How does the FTB ISA compare to the Lifetime ISA?

While both accounts share the ultimate goal of helping you get onto the property ladder, the proposed FTB ISA strips away the complexity of the LISA in three crucial ways.

No penalties

The most significant difference between the two products is the removal of the 25% withdrawal charge. Under current LISA rules, withdrawing money for any reason other than buying a qualifying first home or reaching age 60 results in a penalty that eats into the saver's original capital. For example, if you save the maximum £4,000 in a LISA, the government adds a 25% bonus of £1,000, bringing your total pot to £5,000. If you later need to withdraw that money for an unexpected emergency, the 25% penalty is applied to the full £5,000, equating to a charge of £1,250. Therefore, you would only get £3,750 back, meaning you would lose £250 of your own savings.

Indeed, the Treasury's consultation highlights that more LISA holders have lost a part of their original savings to these charges than have actually used the account to purchase a house. The new FTB ISA removes this risk, allowing savers to access their own money without penalty if they face financial difficulties.

Bonuses

Another notable difference is that the FTB ISA bonus is calculated and applied only at the point of a property purchase. This means that taxpayer support is directed exclusively toward homeownership, rather than acting as an alternative pension.

No retirement savings

The Lifetime ISA was originally launched with a dual purpose: to help people save for a first home or for retirement. However, the Treasury Select Committee recently concluded that this dual-purpose design was flawed, as it increases the risk that consumers will choose unsuitable investment strategies.

Furthermore, the government believes the LISA may actually be diverting people away from saving into dedicated pension products that may be far more appropriate for their long-term retirement goals. To address this, the government is dropping the retirement element completely.
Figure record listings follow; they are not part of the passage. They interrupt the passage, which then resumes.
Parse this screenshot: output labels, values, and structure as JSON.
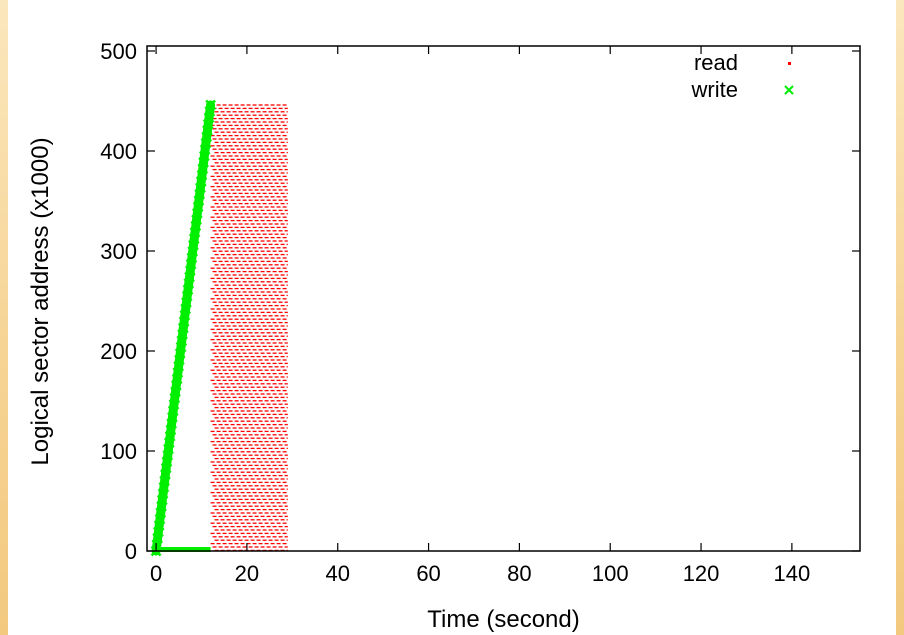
{
  "chart_data": {
    "type": "scatter",
    "title": "",
    "xlabel": "Time (second)",
    "ylabel": "Logical sector address (x1000)",
    "xlim": [
      -2,
      155
    ],
    "ylim": [
      0,
      505
    ],
    "xticks": [
      0,
      20,
      40,
      60,
      80,
      100,
      120,
      140
    ],
    "yticks": [
      0,
      100,
      200,
      300,
      400,
      500
    ],
    "grid": false,
    "legend": "top-right",
    "series": [
      {
        "name": "read",
        "color": "#ff0000",
        "marker": "dot",
        "region": {
          "x": [
            12,
            29
          ],
          "y": [
            0,
            446
          ]
        }
      },
      {
        "name": "write",
        "color": "#00ee00",
        "marker": "x",
        "points": [
          [
            0,
            0
          ],
          [
            12,
            446
          ]
        ],
        "baseline": {
          "x": [
            0,
            12
          ],
          "y": 0
        }
      }
    ]
  }
}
What happens to existing LISA and Help to Buy ISA holders?

If you already hold a Lifetime ISA, you will not be forced to close it. The government has confirmed that existing LISA holders will be able to continue saving into their accounts under the current rules indefinitely. However, you will not be able to transfer an existing LISA into a new FTB ISA. This rule is in place to prevent individuals from claiming multiple government bonuses on the same savings. That said, the Treasury has proposed that savers will be allowed to hold both a LISA and an FTB ISA, and can combine the funds from both accounts towards the same property purchase, provided they do not subscribe to both accounts in the same tax year.

For those who still hold a legacy Help to Buy ISA, the rules will differ slightly. Help to Buy ISA holders will be permitted to transfer their holdings into the new FTB ISA, up to the annual subscription limits.

When will the new ISA launch?

The First Time Buyer ISA is currently in the consultation phase. The Treasury is actively seeking views from the financial industry and the public on the design and implementation of the product. The consultation period runs until 17th August 2026, after which the government will finalise the rules and provide a timeline for when the new accounts will become available to the public.